Another way of checking divisibility by 23

If only for the purpose of the exercise, we can now examine divisibility by 23, actually divisibility by 92, in the same way we examined divisibility by 91 (see “A divisibility rule for both 7 and 13” below). We convert base 100 to base 101 so we can work with 92 instead of 91. 

Example:

We have seen from the previous post 5 30 57 base 100 to be 5 20 32 base 101. 5 20 32 = 50 + 20 - 5  32 = 65 32 = 65 * 10 + 3  2 - 65. But remember our base of operations is 101, so 65 * 10 = 644.  644 + 30 + 2 - 65 = 611 = 71 - 6 = 65 = 19 (mod 23).

Another example:

234871 (100) = 23  48 - 2*23  71 - 23  =  23  02  48 =  23  02  48 - 2 = 23 02 46 (101)

23 02 46 = 23*10 + 2 - 23  46  =  228 (101) + 2 - 23  46 = 207 (101)  46  =  25 46  =  25*10  +  46  - 25  =  248 (101)  +  46  - 25  =  269  =  87


87 leaves a remainder of 18 when divided by 23 so 234871 (mod 23) = 18

Sunday, September 28, 2014

More changes of base

If we change base 100 to base 101, we can readily verify divisibility by 17 (17*6=102) just as if we were using 11 on base 10 in decimal.

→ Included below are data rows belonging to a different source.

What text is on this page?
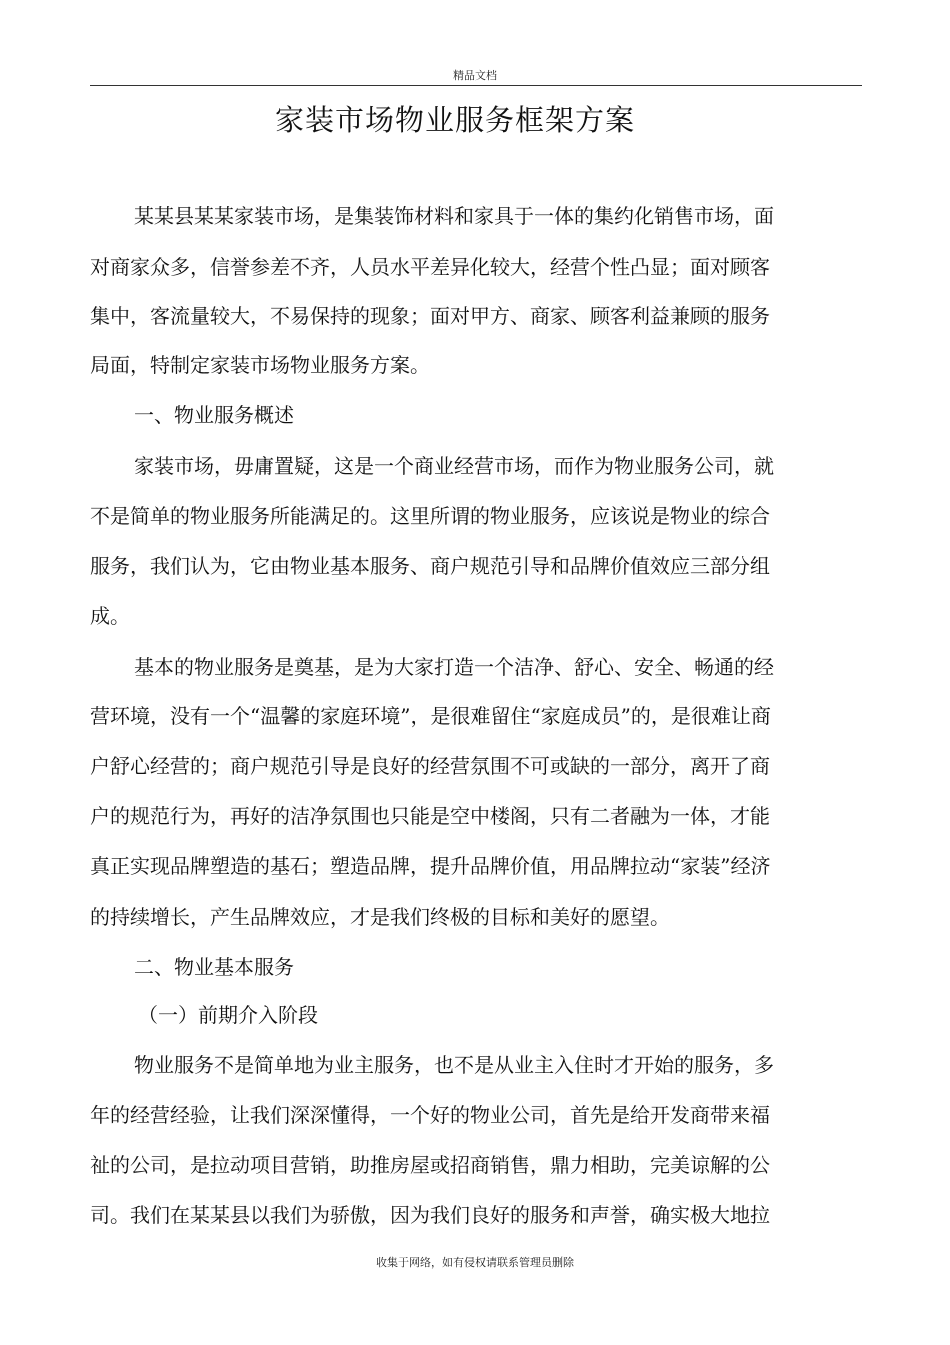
精品文档
家装市场物业服务框架方案
某某县某某家装市场，是集装饰材料和家具于一体的集约化销售市场，面
对商家众多，信誉参差不齐，人员水平差异化较大，经营个性凸显；面对顾客
集中，客流量较大，不易保持的现象；面对甲方、商家、顾客利益兼顾的服务
局面，特制定家装市场物业服务方案。
一、物业服务概述
家装市场，毋庸置疑，这是一个商业经营市场，而作为物业服务公司，就
不是简单的物业服务所能满足的。这里所谓的物业服务，应该说是物业的综合
服务，我们认为，它由物业基本服务、商户规范引导和品牌价值效应三部分组
成。
基本的物业服务是奠基，是为大家打造一个洁净、舒心、安全、畅通的经
营环境，没有一个“温馨的家庭环境”，是很难留住“家庭成员”的，是很难让商
户舒心经营的；商户规范引导是良好的经营氛围不可或缺的一部分，离开了商
户的规范行为，再好的洁净氛围也只能是空中楼阁，只有二者融为一体，才能
真正实现品牌塑造的基石；塑造品牌，提升品牌价值，用品牌拉动“家装”经济
的持续增长，产生品牌效应，才是我们终极的目标和美好的愿望。
二、物业基本服务
（一）前期介入阶段
物业服务不是简单地为业主服务，也不是从业主入住时才开始的服务，多
年的经营经验，让我们深深懂得，一个好的物业公司，首先是给开发商带来福
祉的公司，是拉动项目营销，助推房屋或招商销售，鼎力相助，完美谅解的公
司。我们在某某县以我们为骄傲，因为我们良好的服务和声誉，确实极大地拉
收集于网络，如有侵权请联系管理员删除
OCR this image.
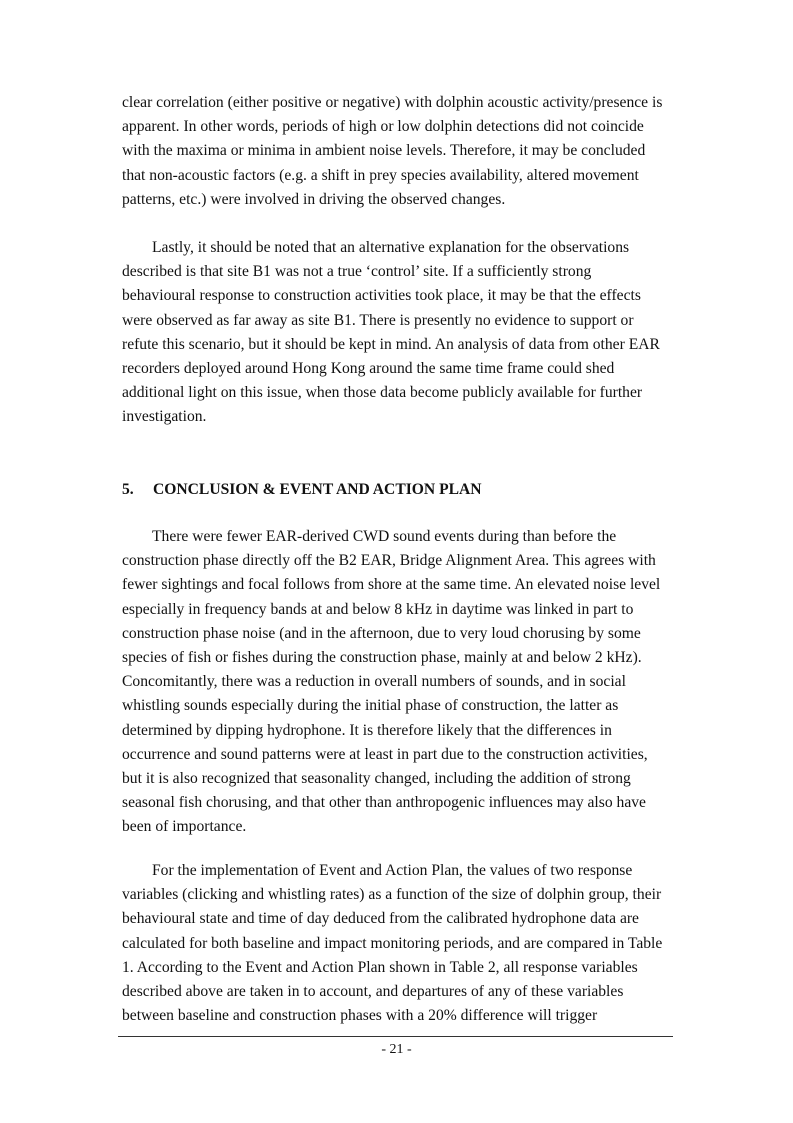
clear correlation (either positive or negative) with dolphin acoustic activity/presence is apparent. In other words, periods of high or low dolphin detections did not coincide with the maxima or minima in ambient noise levels. Therefore, it may be concluded that non-acoustic factors (e.g. a shift in prey species availability, altered movement patterns, etc.) were involved in driving the observed changes.

Lastly, it should be noted that an alternative explanation for the observations described is that site B1 was not a true ‘control’ site. If a sufficiently strong behavioural response to construction activities took place, it may be that the effects were observed as far away as site B1. There is presently no evidence to support or refute this scenario, but it should be kept in mind. An analysis of data from other EAR recorders deployed around Hong Kong around the same time frame could shed additional light on this issue, when those data become publicly available for further investigation.

5. CONCLUSION & EVENT AND ACTION PLAN

There were fewer EAR-derived CWD sound events during than before the construction phase directly off the B2 EAR, Bridge Alignment Area. This agrees with fewer sightings and focal follows from shore at the same time. An elevated noise level especially in frequency bands at and below 8 kHz in daytime was linked in part to construction phase noise (and in the afternoon, due to very loud chorusing by some species of fish or fishes during the construction phase, mainly at and below 2 kHz). Concomitantly, there was a reduction in overall numbers of sounds, and in social whistling sounds especially during the initial phase of construction, the latter as determined by dipping hydrophone. It is therefore likely that the differences in occurrence and sound patterns were at least in part due to the construction activities, but it is also recognized that seasonality changed, including the addition of strong seasonal fish chorusing, and that other than anthropogenic influences may also have been of importance.

For the implementation of Event and Action Plan, the values of two response variables (clicking and whistling rates) as a function of the size of dolphin group, their behavioural state and time of day deduced from the calibrated hydrophone data are calculated for both baseline and impact monitoring periods, and are compared in Table 1. According to the Event and Action Plan shown in Table 2, all response variables described above are taken in to account, and departures of any of these variables between baseline and construction phases with a 20% difference will trigger

- 21 -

Moreover, if we change base 10 to base 11 and then to base 12, divisibility by 13 can be examined by the same token.

Examples: 5 30 57 (100) = 5 30 - 2*5 57 - 5 = 5 20 52 = 5 20 32 (101)
We just reverse-engineered the operation of adding groups of digits using the coefficients of the Pascal triangle (here 2 and 1, 1)
32 - 20 + 5 = 17, so the initial decimal number is divisible by 17.

289 (100) = 287 (101) = 2 87 (101). 87 - 2 = 85 = 5 * 17 so 289 is divisible by 17 (in fact, it's 17's square).

1001 (10) = A * A * A + 1 (11). A * A (11) = 91 (11). 91 * A (11) = 82A (11). 1001 (10) = 82A + 1 (11) = 830 (11). We see that the number is a mulltiple of the base, i.e. 11. 830 (11) = 8 * A1 (12) + 3*B (12) = 688 + 29 (12) = 6B5 (12). B5 + 6 = BB (12), divisible by 11 in base 12, which is 13 decimal.